Dans l’Inde du VIè siècle avant notre ère (c'est le pitch), le jeune Siddharta cherche le moyen d’atteindre la compréhension du Moi, car dans le Moi se trouve a clé du savoir. C’est pourquoi il quitte le village natal en vue de suivre les ascètes samanas (pas manger-pas dormir-pas se laver pour schématiser). Selon lui, seul le mépris total du corps lui permettra de trouver la paix de l’âme et d’accéder au Savoir. Mais les moments où il trouve cette paix sont rares et précaires car le travail sur soi est nécessairement constant. Il décide donc de quitter les samanas.
Il part écouter la parole de Gotama (le Bouddha historique), dont la doctrine est réputée infiniment sage. Seulement, il comprend que seul lui-même peut accéder à son propre moi ; une doctrine aussi bonne soit-elle ne saurait mener à l’affranchissement de la pensée nécessaire à l’écoute du moi. Il se sépare de Gotama.
Ses pas le mènent vers la ville corruptrice. Il y commence une nouvelle vie dans les bras de la belle Kamala qui l’initie fort patiemment aux quarante jeux d’amour. Parallèlement il s’associe à un gros capitaliste qui lui apprend tout sur le commerce et l’argent. Il finit par se lasser.

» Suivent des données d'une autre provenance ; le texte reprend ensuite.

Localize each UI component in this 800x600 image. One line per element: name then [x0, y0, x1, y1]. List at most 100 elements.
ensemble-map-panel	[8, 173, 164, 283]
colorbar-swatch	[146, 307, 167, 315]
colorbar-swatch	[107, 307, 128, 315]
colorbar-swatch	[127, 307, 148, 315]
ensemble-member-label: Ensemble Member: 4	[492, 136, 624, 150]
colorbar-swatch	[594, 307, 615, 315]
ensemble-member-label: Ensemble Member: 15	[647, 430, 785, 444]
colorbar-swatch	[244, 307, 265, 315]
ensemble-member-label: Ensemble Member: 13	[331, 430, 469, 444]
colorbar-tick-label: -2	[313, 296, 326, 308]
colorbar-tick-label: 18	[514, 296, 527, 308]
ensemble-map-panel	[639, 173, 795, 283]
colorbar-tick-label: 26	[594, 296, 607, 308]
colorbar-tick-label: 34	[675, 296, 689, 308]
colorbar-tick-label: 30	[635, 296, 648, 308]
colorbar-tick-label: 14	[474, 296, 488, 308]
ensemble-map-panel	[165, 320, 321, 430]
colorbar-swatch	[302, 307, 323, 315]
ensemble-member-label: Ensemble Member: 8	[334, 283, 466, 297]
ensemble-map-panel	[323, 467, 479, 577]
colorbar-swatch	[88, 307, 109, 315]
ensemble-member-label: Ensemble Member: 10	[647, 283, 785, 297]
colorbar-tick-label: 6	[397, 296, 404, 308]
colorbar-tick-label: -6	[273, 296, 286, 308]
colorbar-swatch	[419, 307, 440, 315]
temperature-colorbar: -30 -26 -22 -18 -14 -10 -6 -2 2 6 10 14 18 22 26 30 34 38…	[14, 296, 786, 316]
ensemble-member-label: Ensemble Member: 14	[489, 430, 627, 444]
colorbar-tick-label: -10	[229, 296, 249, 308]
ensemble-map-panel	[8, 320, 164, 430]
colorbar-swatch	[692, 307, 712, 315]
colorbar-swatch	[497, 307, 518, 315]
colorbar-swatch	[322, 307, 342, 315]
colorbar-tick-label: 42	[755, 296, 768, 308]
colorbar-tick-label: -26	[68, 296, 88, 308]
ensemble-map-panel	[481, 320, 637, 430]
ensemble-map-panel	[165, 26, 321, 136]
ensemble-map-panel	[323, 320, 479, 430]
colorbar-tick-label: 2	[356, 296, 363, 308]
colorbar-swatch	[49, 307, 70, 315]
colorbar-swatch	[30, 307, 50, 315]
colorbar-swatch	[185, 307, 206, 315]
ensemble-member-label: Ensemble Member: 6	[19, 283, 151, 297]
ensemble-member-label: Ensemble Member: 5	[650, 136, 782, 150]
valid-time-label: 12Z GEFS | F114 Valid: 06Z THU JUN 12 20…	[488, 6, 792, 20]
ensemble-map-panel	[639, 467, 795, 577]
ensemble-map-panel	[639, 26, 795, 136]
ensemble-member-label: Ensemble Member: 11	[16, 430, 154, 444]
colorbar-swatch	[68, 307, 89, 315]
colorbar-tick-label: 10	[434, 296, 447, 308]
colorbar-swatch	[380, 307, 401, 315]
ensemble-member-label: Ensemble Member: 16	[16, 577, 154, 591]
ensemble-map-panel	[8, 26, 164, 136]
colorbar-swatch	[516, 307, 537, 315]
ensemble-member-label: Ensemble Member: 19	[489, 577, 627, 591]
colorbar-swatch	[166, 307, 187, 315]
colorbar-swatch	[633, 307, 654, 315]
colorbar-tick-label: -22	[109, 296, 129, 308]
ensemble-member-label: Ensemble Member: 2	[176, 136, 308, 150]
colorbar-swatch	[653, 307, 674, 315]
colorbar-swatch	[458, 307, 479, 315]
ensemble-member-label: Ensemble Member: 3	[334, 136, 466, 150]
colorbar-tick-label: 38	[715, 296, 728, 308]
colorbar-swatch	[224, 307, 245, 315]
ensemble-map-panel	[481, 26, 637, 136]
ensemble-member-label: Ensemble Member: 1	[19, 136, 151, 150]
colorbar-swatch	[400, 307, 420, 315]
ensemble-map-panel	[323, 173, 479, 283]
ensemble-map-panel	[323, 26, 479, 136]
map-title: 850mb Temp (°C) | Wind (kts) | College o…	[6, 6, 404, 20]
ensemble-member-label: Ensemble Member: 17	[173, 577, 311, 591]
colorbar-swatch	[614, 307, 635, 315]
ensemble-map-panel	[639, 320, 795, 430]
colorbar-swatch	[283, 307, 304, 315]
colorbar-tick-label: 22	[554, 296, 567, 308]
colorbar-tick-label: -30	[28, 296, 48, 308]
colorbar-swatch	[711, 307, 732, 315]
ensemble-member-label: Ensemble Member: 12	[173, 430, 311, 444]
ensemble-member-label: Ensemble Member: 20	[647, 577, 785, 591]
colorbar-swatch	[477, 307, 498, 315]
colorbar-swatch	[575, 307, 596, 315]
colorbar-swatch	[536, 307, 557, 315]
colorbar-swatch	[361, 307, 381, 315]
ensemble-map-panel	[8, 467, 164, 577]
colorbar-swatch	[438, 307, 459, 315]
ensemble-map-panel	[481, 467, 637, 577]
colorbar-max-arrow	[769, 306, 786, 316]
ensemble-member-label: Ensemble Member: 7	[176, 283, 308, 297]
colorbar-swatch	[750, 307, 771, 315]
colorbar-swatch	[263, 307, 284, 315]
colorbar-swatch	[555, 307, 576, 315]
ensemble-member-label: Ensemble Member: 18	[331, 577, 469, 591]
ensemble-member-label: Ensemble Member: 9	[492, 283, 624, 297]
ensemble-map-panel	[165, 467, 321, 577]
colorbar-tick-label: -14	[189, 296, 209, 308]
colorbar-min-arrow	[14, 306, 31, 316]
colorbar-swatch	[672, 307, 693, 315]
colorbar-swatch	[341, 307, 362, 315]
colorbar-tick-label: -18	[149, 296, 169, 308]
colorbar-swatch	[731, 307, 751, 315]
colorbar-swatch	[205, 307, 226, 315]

C’est au bord d’un fleuve, en compagnie d’un passeur, devenu passeur lui-même qu’a lieu l’Illumination.
Le résultat de la réflexion de Siddhârta découle du fait que la sagesse ne peut être léguée de maître à disciple. Elle doit se révéler en soi-même.
Hmmmm que j’aime cette notion là où l’enseignement est une forme d’endoctrinement. L’instruction spirituelle vient du naturel et non pas de préceptes humains à tendance "religieuse", "règlementaire" ou "mathématique". Nous portons donc chacun notre propre vérité, et l’important est bien d’accéder à une forme de plénitude, de sagesse loin du matérialisme contemporain. Enfin, je crois ;-)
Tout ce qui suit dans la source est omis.